As the granddaughter of the late legendary crooner Bing Crosby, Denise enjoyed the part and even related to it to some extent. “My grandfather was a Hollywood legend. Growing up with that wasn’t exactly normal or typical either, and I think that helps me understand Tasha’s imbalance and insecurities,” explained the actress in a first-season interview.

Prior to getting involved in developing an acting career, Denise went through what she describes as her “European runway model thing. I hated modeling, but I was taken to Europe by three California designers who were trying to launch their fashions there. I loved London, so I just stayed on.”

When she returned home for the Christmas holidays, she was almost tapped for an acting role. “Toni Howard was casting a movie called Diary of a Teenage Hitchhiker and had seen my picture in a magazine. I looked wild. My hair was about a quarter of an inch all the way around. I wore army fatigues and no makeup.” While she didn’t land that role, Toni Howard encouraged her to enroll in acting classes. The roles soon followed.

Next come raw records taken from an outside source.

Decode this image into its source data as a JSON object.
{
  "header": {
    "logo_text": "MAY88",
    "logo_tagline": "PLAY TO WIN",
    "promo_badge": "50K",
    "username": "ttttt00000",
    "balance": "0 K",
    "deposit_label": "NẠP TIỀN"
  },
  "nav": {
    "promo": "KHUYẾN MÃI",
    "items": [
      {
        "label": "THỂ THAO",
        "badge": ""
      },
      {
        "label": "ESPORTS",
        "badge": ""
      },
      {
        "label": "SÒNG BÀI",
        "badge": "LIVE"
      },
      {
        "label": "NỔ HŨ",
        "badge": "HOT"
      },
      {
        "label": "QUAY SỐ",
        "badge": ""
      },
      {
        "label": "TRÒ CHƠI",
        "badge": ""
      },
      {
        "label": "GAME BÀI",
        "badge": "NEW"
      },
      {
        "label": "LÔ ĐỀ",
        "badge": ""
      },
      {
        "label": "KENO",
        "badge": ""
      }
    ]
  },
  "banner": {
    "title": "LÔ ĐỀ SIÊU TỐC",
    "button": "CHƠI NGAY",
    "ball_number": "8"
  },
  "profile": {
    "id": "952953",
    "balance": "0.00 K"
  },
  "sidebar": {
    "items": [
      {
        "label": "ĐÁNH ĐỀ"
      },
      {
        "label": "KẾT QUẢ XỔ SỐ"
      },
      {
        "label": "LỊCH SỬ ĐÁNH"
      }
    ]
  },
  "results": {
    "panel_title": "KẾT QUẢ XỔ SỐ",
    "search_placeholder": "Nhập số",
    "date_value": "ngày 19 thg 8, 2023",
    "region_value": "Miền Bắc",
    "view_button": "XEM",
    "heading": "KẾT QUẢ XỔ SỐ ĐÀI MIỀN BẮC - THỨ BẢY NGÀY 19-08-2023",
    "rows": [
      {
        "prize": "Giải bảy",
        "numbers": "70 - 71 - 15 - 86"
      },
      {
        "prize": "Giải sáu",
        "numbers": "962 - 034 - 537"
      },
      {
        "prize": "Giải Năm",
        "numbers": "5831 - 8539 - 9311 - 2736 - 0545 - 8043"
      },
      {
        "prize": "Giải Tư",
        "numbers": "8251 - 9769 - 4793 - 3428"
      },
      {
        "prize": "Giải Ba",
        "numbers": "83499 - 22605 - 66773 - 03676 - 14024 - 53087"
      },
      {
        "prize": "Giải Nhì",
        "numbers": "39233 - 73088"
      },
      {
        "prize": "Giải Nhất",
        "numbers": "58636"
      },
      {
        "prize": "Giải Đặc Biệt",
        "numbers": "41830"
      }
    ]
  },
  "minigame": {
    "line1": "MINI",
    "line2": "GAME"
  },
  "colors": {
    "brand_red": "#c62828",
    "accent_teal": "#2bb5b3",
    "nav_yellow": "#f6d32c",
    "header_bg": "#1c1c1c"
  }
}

Her feature film credits include 48 Hours, Arizona Heat, The Eliminators, The Man Who Loved Women, Trail of the Pink Panther, and Miracle Mile.

The TV credits for Denise also include L.A. Law, Days of Our Lives, The Flash, and the made-for-TV movies O’Hara, Stark, Malice in Wonderland, and Cocaine: One Man’s Poison.

Denise has also appeared in some local Los Angeles theater productions, including the critically well-received Tamara, in which she had the lead, as well as the controversial one-act play Stops Along the Way, directed by Richard Dreyfuss.

Needless to say, Denise Crosby reprised her role as Tasha Yar in “Yesterday’s Enterprise,” and returned to the show in its fifth season. The form this character took was revealed in the final episode of the fourth season, “Redemption I.” A clue about this occurs in the episode “The Mind’s Eye” in which Denise Crosby plays one of the Romulans on the ship that kidnaps Geordi, although her identity in “The Mind’s Eye” is obscured unless you look closely. In the fifth season Denise Crosby turned up periodically, such as in “Redemption II,” and “Unification I & II,” in the latter appearing with Leonard Nimoy in his guest-starring role of Spock. She is one of the few Next Generation regulars to ever play opposite Leonard Nimoy or appear with Mr. Spock.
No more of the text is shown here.